Turning to the margin and earnings, margins remain negative due to restructuring charges and investment in the turnaround, but there is good news to be had. The first is that net losses came in less than expected and resulted in adjusted EPS of -$0.14. This is $0.17 better than expected, and the guidance calls for more of the same. Regarding the guidance, the company lowered its targets for revenue and raised the outlook for capital losses in F2023 but to levels that are still above the consensus. There is an expectation for positive FCF as well.

"In addition, we are kicking off a performance acceleration program, which allows us to fast-track initiatives that will improve sales, script volume and operating margins and free up cash. We look forward to updating you on our progress at year-end," said Heyward Donigan, president and chief executive officer

The Analysts May Help Rite Aid Bottom

Not many analysts are rating Rite Aid now, and that statement is an opportunity. Only two current ratings were going into the Q3 results, and they had the stock pegged at Reduce with a price target that implied fair value at pre-release price levels. Now, with the results better than expected and the outlook brightening, the analysts may begin to take notice. The best-case scenario would include some upgrades and increased price targets, but any positive commentary and attention will help put a solid floor in the price action.
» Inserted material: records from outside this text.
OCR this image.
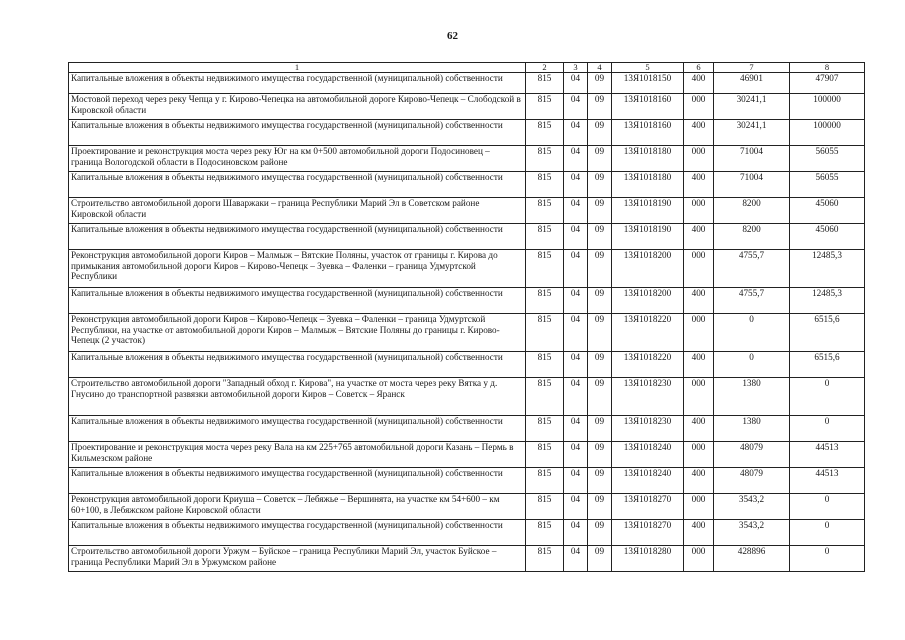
62
1	2	3	4	5	6	7	8
Капитальные вложения в объекты недвижимого имущества государственной (муниципальной) собственности	815	04	09	13Я1018150	400	46901	47907
Мостовой переход через реку Чепца у г. Кирово-Чепецка на автомобильной дороге Кирово-Чепецк – Слободской в Кировской области	815	04	09	13Я1018160	000	30241,1	100000
Капитальные вложения в объекты недвижимого имущества государственной (муниципальной) собственности	815	04	09	13Я1018160	400	30241,1	100000
Проектирование и реконструкция моста через реку Юг на км 0+500 автомобильной дороги Подосиновец – граница Вологодской области в Подосиновском районе	815	04	09	13Я1018180	000	71004	56055
Капитальные вложения в объекты недвижимого имущества государственной (муниципальной) собственности	815	04	09	13Я1018180	400	71004	56055
Строительство автомобильной дороги Шаваржаки – граница Республики Марий Эл в Советском районе Кировской области	815	04	09	13Я1018190	000	8200	45060
Капитальные вложения в объекты недвижимого имущества государственной (муниципальной) собственности	815	04	09	13Я1018190	400	8200	45060
Реконструкция автомобильной дороги Киров – Малмыж – Вятские Поляны, участок от границы г. Кирова до примыкания автомобильной дороги Киров – Кирово-Чепецк – Зуевка – Фаленки – граница Удмуртской Республики	815	04	09	13Я1018200	000	4755,7	12485,3
Капитальные вложения в объекты недвижимого имущества государственной (муниципальной) собственности	815	04	09	13Я1018200	400	4755,7	12485,3
Реконструкция автомобильной дороги Киров – Кирово-Чепецк – Зуевка – Фаленки – граница Удмуртской Республики, на участке от автомобильной дороги Киров – Малмыж – Вятские Поляны до границы г. Кирово-Чепецк (2 участок)	815	04	09	13Я1018220	000	0	6515,6
Капитальные вложения в объекты недвижимого имущества государственной (муниципальной) собственности	815	04	09	13Я1018220	400	0	6515,6
Строительство автомобильной дороги "Западный обход г. Кирова", на участке от моста через реку Вятка у д. Гнусино до транспортной развязки автомобильной дороги Киров – Советск – Яранск	815	04	09	13Я1018230	000	1380	0
Капитальные вложения в объекты недвижимого имущества государственной (муниципальной) собственности	815	04	09	13Я1018230	400	1380	0
Проектирование и реконструкция моста через реку Вала на км 225+765 автомобильной дороги Казань – Пермь в Кильмезском районе	815	04	09	13Я1018240	000	48079	44513
Капитальные вложения в объекты недвижимого имущества государственной (муниципальной) собственности	815	04	09	13Я1018240	400	48079	44513
Реконструкция автомобильной дороги Криуша – Советск – Лебяжье – Вершинята, на участке км 54+600 – км 60+100, в Лебяжском районе Кировской области	815	04	09	13Я1018270	000	3543,2	0
Капитальные вложения в объекты недвижимого имущества государственной (муниципальной) собственности	815	04	09	13Я1018270	400	3543,2	0
Строительство автомобильной дороги Уржум – Буйское – граница Республики Марий Эл, участок Буйское – граница Республики Марий Эл в Уржумском районе	815	04	09	13Я1018280	000	428896	0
The Technical Outlook: Rite Aid Is Bouncing From Historic Lows

The price action in Rite Aid shares hit a historic low ahead of the Q3 release but began to bounce even before the news was released. Now, the stock is up more than 10% off that bottom and showing signs it will continue moving higher. The next major hurdle is the short-term EMA near $5; if the market can get above that level, a move up to the $6 and then the $7 level could easily follow.